Texto: Nadja Bereicoa
Fotos: Pixabay

domingo, 6 de dezembro de 2015

Entre estrelas e sonhos


Muitos mistérios entre o céu e a terra voltaram a me interrogar quando virei mãe. As frases e perguntas criativas e instigantes de meus filhos me fazem perder o fôlego, procurar respostas entre a religião e a ciência e, diante do inexplicável, repensar a vida sob o prisma da encantadora filosofia infantil. Com eles, aprendi que a inocência e o faz de conta são como as metáforas e a poesia, transformando com beleza o irreal em possível, o corriqueiro em raridade, o vazio em imaginação. Com a chegada do Natal, relembro memórias em que significados emergiram de instantes de magia.
     Em breve, minha filha completará onze anos de momentos assim. Sua cabecinha sempre foi enfeitada por pérolas sobre a existência - a sua e a da vida em geral, o começo e o fim. Aos três anos me revelou, soluçando, estar com saudade da avó paterna que falecera um ano e meio antes. Ainda bebê, Júlia passou a chorar com atípica frequência, sentindo a perda daquela com quem teve um curtíssimo mas intenso convívio. E mesmo que o tempo houvesse passado alegremente para a minha pequena menina, a ausência batia novamente forte em seu coração, pedindo-me explicações:“Aonde vovó estava? Por que morremos?”. 
     Para apaziguar seu coração - e por crer que bons espíritos viram luzes num lugar sereno – lhe disse que a avó se transformara em uma estrela no céu.

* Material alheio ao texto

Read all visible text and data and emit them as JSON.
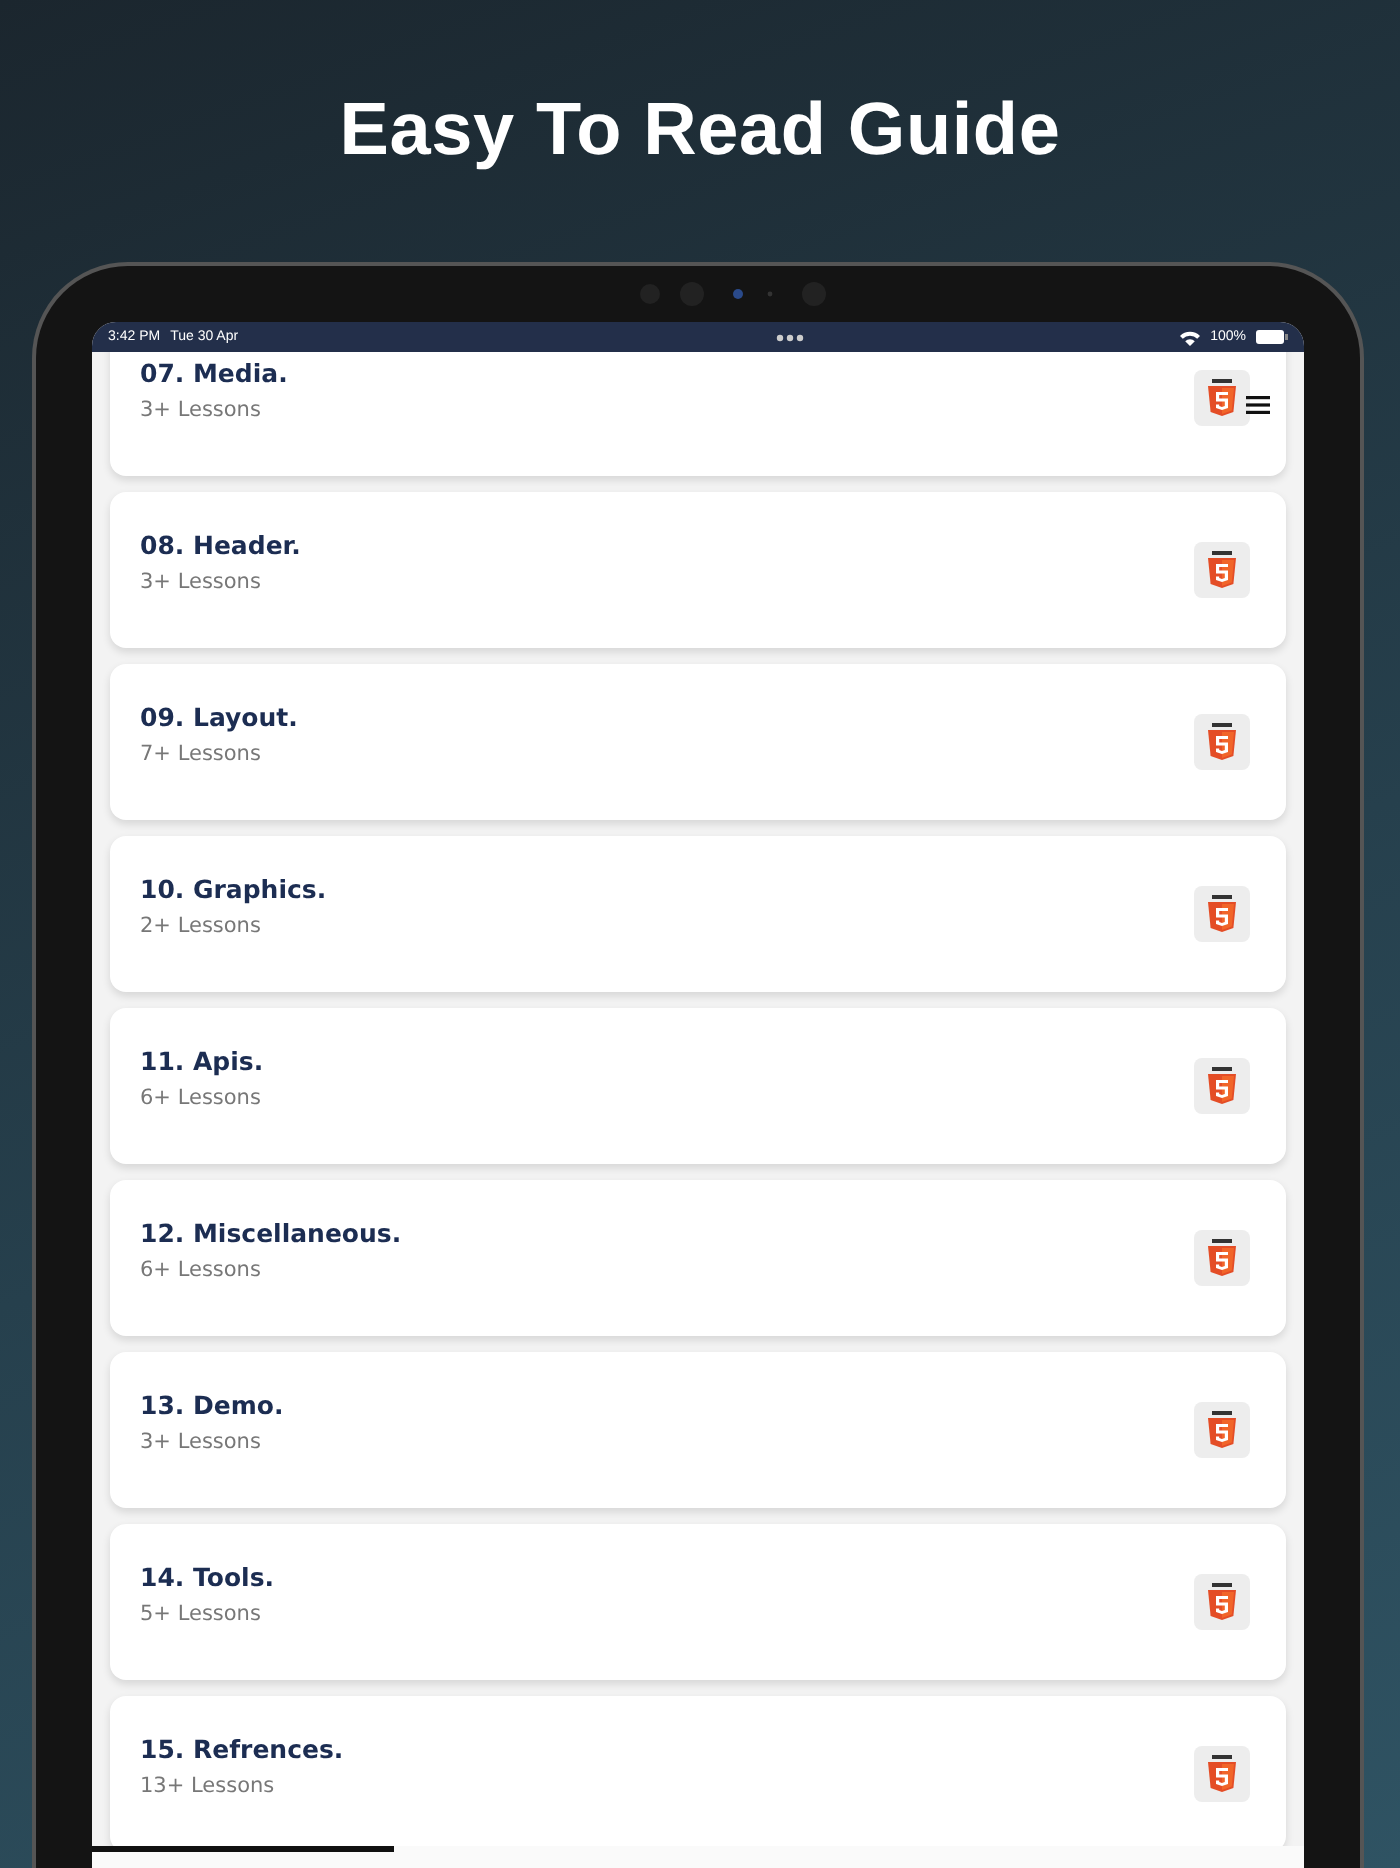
{
  "headline": "Easy To Read Guide",
  "status_bar": {
    "time": "3:42 PM",
    "date": "Tue 30 Apr",
    "battery": "100%"
  },
  "lessons": [
    {
      "title": "07. Media.",
      "count": "3+ Lessons"
    },
    {
      "title": "08. Header.",
      "count": "3+ Lessons"
    },
    {
      "title": "09. Layout.",
      "count": "7+ Lessons"
    },
    {
      "title": "10. Graphics.",
      "count": "2+ Lessons"
    },
    {
      "title": "11. Apis.",
      "count": "6+ Lessons"
    },
    {
      "title": "12. Miscellaneous.",
      "count": "6+ Lessons"
    },
    {
      "title": "13. Demo.",
      "count": "3+ Lessons"
    },
    {
      "title": "14. Tools.",
      "count": "5+ Lessons"
    },
    {
      "title": "15. Refrences.",
      "count": "13+ Lessons"
    }
  ]
}
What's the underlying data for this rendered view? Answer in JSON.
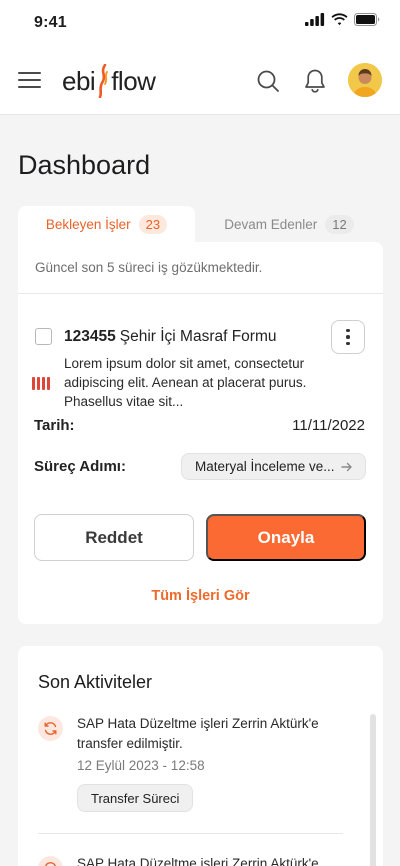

Deus havia decidido sua hora de partir, mas ela estava bem e olhando por nós lá de cima. Era tarde da noite e Juju dormiu, reconfortada. Meses depois, com essa história ecoando em si, contou-me empolgada que tinha aprendido na escola que certas estrelas, chamadas cadentes, caíam na terra.  Seu raciocínio me emocionou: - Será que um dia a vovó cairá do céu e eu vou estar com ela de novo? Respondi a minha estrelinha que sim, em seus sonhos e lembranças.
    No vai e vem entre escola e casa, descobertas e rotina, minha menininha seguiu contemplando o mundo pelas janelas escancaradas da infância. Tímida, aos poucos foi se revelando também questionadora e criativa, capaz de fazer conjecturas, inventar classificações e ilustrar histórias no papel a partir dos quatro anos, idade em que se definiu como ´pré-pré-adolescente`. Nessa época, apelidou seu quarto de “laboratório de sonhos”, trancando sua porta pela primeira vez. Quando perguntei o que fazia ali, quietinha, disse-me que sonhava. Ponderei que era de dia e ela não estava dormindo e ouvi encantada: “Mas eu sonho mesmo é acordada, mamãe...”.
   Sua mente fértil passou a plantar ideias para colher verdades, feito deliciosos frutos maduros.  Como no fim de tarde em que, de costume, passávamos em frente ao antigo terreno baldio onde há meses erguiam velozmente mais um arranha-céu. Ela e o irmão, atipicamente calados, observavam com olhinhos ávidos e arregalados o espocar de letreiros e faróis, as pessoas andando nas calçadas, os vendedores ambulantes, a paisagem... De repente, Júlia rompeu o silêncio que eu já estranhava:
    - Nossa! Esse prédio novo tá enorme! Estão construindo ele porque muitas pessoas nascem e precisam de lugar pra morar, né? Vão ter que construir muitos prédios no mundo!-, disparou, como se divagando sobre superpopulação e déficit habitacional, para segundos depois fazer uma enigmática pergunta.
     - Mamãe, como nasceu ´a` pessoa, hem?
    Achei que era uma repetição do mesmo questionamento – sobre o nascimento dos bebês – que ela tivera meses antes. Como resposta, eu dera a clássica explicação da sementinha do amor que é posta pelo pai na barriga da mãe.  Então, argumentei:
     - Como assim a pessoa, Juju? Todas as pessoas nascem das barrigas das mães, como já lhe contei...
     - Eu quero saber como nasceu a pri-mei-ra pessoa, quando não tinha nin-guém no pla-ne-ta, quando o mundo estava va-zi-o!
    Boquiaberta e sem ação, parada no trânsito, pensei aceleradamente em Gênesis, Teoria da Evolução e nas hipóteses que eu desconhecia sobre tão misterioso assunto. Cautelosa, sem querer influenciá-la, argumentei que aquela era uma pergunta complicada, com várias respostas que eu não conseguiria dar naquele instante, dirigindo. “Quando chegarmos em casa, vou tentar lhe responder, tá?”, prometi.
    - Tá bom...-, disse ela, resignada, um minuto antes de explodir em êxtase de cientista:
    - Já sei, mamãe!!! Não precisa me explicar. A primeira pessoa nasceu do chão! Que nem uma planta! Depois virou uma árvore e deu outras plantinhas... É isso!!!
      Mais do que uma rica e doce tese infantil sobre o início da humanidade, naquele dia vi surgir uma criança perspicaz e entusiasmada pelos mistérios da vida. Minha filha estava crescendo e se construindo, mais rapidamente do que aquele arranha-céu que ficara para trás. Seus tijolos eram feitos de estrelas e sonhos, porém mais indestrutíveis do que cimento.